If that is the way the judgement is headed, there are fears in the local community about how the rest of Ireland – not to mention the world – will view Athenry in the years to come, with both Costello and Keane expressing embarrassment at how long the situation has dragged on for.

“It is embarrassing that the process has taken this long and two people have been able to hold it up for the vast majority of the locality,” says Keane.

“If Apple going ahead does cause problems, we will be able to work through them as neighbours do in the locality, but – if it doesn’t go ahead – it will be absolutely detrimental from a national point of view.”

CRLG’s Feeney is less concerned about the national view of things, restating concerns about the damage she claims the project stands to do to the local community should it go ahead.

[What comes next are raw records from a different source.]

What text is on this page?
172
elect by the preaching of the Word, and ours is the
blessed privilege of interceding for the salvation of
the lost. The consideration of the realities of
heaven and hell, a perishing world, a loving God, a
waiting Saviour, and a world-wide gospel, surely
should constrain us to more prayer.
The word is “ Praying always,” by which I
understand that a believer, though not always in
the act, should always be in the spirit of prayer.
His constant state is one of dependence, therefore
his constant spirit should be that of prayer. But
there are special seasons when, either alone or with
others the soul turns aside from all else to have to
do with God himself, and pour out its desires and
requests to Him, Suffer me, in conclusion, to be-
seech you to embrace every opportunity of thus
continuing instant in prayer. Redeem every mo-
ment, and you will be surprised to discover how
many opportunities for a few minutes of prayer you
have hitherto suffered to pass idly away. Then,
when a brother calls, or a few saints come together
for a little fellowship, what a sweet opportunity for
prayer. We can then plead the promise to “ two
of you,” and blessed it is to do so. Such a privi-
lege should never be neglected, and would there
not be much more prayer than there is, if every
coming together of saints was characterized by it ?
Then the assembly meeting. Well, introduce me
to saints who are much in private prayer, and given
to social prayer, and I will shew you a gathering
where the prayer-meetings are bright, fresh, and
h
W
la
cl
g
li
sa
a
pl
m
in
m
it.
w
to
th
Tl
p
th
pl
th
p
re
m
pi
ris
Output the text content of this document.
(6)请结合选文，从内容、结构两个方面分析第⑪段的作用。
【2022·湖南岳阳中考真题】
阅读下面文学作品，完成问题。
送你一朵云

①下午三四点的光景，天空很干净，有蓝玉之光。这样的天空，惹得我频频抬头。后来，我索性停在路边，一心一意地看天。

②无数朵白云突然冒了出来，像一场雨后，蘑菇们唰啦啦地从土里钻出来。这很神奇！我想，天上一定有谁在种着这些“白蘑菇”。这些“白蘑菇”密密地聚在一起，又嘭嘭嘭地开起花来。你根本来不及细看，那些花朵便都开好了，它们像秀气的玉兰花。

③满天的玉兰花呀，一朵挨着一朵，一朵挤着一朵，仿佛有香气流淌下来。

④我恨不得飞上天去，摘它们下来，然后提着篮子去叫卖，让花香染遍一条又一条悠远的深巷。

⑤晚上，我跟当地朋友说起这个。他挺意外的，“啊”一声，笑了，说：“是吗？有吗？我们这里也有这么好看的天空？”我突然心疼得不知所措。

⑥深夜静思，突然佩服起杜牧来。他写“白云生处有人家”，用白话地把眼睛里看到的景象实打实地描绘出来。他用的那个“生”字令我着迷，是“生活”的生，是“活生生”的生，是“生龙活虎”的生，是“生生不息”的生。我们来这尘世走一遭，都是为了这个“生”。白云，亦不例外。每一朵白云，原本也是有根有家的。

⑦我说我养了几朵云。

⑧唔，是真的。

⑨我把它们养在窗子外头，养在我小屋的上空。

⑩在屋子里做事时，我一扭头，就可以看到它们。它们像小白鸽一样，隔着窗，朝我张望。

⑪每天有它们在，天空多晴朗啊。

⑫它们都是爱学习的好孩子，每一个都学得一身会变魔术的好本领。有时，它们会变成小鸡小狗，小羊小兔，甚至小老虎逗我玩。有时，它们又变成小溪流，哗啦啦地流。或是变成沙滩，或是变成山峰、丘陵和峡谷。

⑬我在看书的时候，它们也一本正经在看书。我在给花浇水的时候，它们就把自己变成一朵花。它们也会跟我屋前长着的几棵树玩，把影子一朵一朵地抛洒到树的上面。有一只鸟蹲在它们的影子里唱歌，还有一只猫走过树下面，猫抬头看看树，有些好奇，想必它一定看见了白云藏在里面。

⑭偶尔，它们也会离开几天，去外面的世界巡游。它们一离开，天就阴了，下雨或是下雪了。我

“I had a lot of sleepless nights about the whole thing because of the fear of what’s going in there, and this goes for the everyone living around it,” she says. “All the extra pylons, the substation and diesel generators. Who is going to help me and my children cope with all the noise and after-effects,” she says.

Unanswered questions

Kelly and the rest of the objectors say there are still too many unanswered questions, and information being shared about how big an impact the project – should Apple pursue its bid to build eight data halls on the site over the next decade and a half – will have on the community in the long term.

“After going through a planning process, an appeal process and an oral hearing, we still do not know the full extent of the impact of this development on our family and our community. There lies the problem,” says Kelly.

“The absence of a full Environmental Impact Statement on the entire development of eight data halls, 144 diesel-powered generators, a 220kV power substation, a 10-year construction phase and their cumulative effect – I believe this to be the single greatest factor in creating uncertainty in the local community, which has led to the delay in the development.”